Dr Andrew McAuley, an academic and NHS practitioner, said additional investment in treatment was necessary if the benefits of decriminalisation were to be seen. Demands on services would increase if people were diverted from criminal justice to treatment, he explained.

“Current treatment services would not be able to cope with that at the moment,” he added. “Treatment services have been stripped back so much in the last decade that an influx would mean they need to be resourced. We need to make sure it [decriminalisation] doesn’t just have the unintended consequence of increasing waiting times.”

Funding to ADPs was cut from £69 million to £53.8m in 2016/17. Though the Scottish Government announced an additional £20m per year in 2018, it has been argued this merely took services just past original funding levels.

Drug worker and campaigner Natalie Logan MacLean said better investment was essential. She has been in recovery since 2011 when she was one of just four Scots given NHS funding to do a three-month rehab programme at Castle Craig.

She said: “In 2011 I’d got to the stage where I was so broken, so crippled by trauma, that I had both of my kids removed from my care. I needed rehab and I knew it had to be residential – I know some people can get into recovery in the community but I needed to extract myself.

“It took months for me to get the funding. My care manager was amazing – she was like a dog with a bone and she kept saying that I would end up dead unless I got that place. She knew all about the trauma I’d been through – she was the first person I disclosed to. She knew I was looking for an escape.”

In the end MacLean spent six months at Castle Craig dealing with the untreated trauma, followed by aftercare sessions and Smart recovery meetings in the community, and has remained in recovery.

“What I see is generally though is, the rich get rehab and the poor get methadone,” she said. “I ask people who are on methadone if they have a care plan and no-one has seen one. If we really want to have a person centred approach we need to give people choices. At the moment those choices are not there.”

Jardine Simpson, chief executive of the Scottish Recovery Consortium, said he “remained convinced” that the Scottish Government was committed to change but needed strong leadership and transparency was needed if the “failing system” was actually to improve.

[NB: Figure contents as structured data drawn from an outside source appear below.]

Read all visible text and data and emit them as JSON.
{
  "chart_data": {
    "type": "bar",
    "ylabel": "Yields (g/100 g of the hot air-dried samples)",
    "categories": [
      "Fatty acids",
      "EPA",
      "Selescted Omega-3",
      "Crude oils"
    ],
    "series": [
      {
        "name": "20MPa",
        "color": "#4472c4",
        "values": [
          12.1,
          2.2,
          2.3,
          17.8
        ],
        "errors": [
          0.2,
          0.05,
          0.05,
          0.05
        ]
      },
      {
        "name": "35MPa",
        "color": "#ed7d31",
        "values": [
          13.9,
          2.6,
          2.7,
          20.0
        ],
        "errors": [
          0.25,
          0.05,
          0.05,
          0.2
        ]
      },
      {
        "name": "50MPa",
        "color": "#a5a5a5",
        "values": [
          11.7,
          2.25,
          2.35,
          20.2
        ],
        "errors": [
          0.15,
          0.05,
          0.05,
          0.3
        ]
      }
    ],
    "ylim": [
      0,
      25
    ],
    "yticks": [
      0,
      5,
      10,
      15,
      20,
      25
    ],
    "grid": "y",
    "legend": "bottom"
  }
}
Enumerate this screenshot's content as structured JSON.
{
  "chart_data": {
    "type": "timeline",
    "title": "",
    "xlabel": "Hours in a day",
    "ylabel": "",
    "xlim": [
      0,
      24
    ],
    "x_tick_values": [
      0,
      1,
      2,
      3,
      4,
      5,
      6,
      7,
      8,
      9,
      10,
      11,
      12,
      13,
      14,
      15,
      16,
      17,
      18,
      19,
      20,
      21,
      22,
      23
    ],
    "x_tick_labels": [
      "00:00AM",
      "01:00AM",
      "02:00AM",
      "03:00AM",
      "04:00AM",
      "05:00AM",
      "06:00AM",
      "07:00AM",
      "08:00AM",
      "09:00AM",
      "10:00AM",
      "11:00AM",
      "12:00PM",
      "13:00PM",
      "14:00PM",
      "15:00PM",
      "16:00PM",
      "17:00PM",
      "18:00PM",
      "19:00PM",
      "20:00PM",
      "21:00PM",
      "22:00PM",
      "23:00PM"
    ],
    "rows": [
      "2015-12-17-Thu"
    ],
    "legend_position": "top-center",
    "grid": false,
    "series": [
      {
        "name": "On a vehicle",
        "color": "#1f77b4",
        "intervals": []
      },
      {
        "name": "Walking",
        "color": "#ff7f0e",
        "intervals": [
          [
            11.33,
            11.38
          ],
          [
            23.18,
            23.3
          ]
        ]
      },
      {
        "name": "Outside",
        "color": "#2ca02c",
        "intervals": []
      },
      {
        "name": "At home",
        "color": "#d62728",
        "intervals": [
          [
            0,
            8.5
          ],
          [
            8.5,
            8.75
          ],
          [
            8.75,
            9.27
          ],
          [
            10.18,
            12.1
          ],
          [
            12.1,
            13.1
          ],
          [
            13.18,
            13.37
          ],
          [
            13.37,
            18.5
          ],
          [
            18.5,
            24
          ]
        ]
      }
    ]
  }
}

“As drug death numbers have risen over the last few years there has been a parallel erosion of the resourcing available for treatment and support,” he said. “The financial resourcing question seems to have come to dominate clinical decisions made about health outcomes for people.

“Residential rehabilitation places have been reduced almost universally across all localities in the last 10 years. Yet this intervention is evidence based – the science tells the longer the stay the better the outcomes are likely to be. So why reduce the number of places offered? If the answer is finance then why, when locality commissioners have had some financial easement from Scottish Government over this last year, do they continue to reduce residential places for people?”

Additional problems were caused, he claimed, when ADPs set blanket “optimal-dosages” of methadone rather than work with individual circumstances.

A Scottish Government spokeswoman said that it had been “absolutely clear” that Scotland was facing a public health emergency due to drug deaths. “We continue to take actions to address this crisis, including setting up a dedicated drug deaths taskforce to shape steps to reduce the harms caused by drugs, and advise on further changes in practice, or in the law, which could help save lives,” she added. “We’ve recently committed a further £20m over two years to support the taskforce’s work and to ensure the provision and quality of drug and alcohol treatment services are further improved to meet the range of complex health and social care needs of those most at risk.”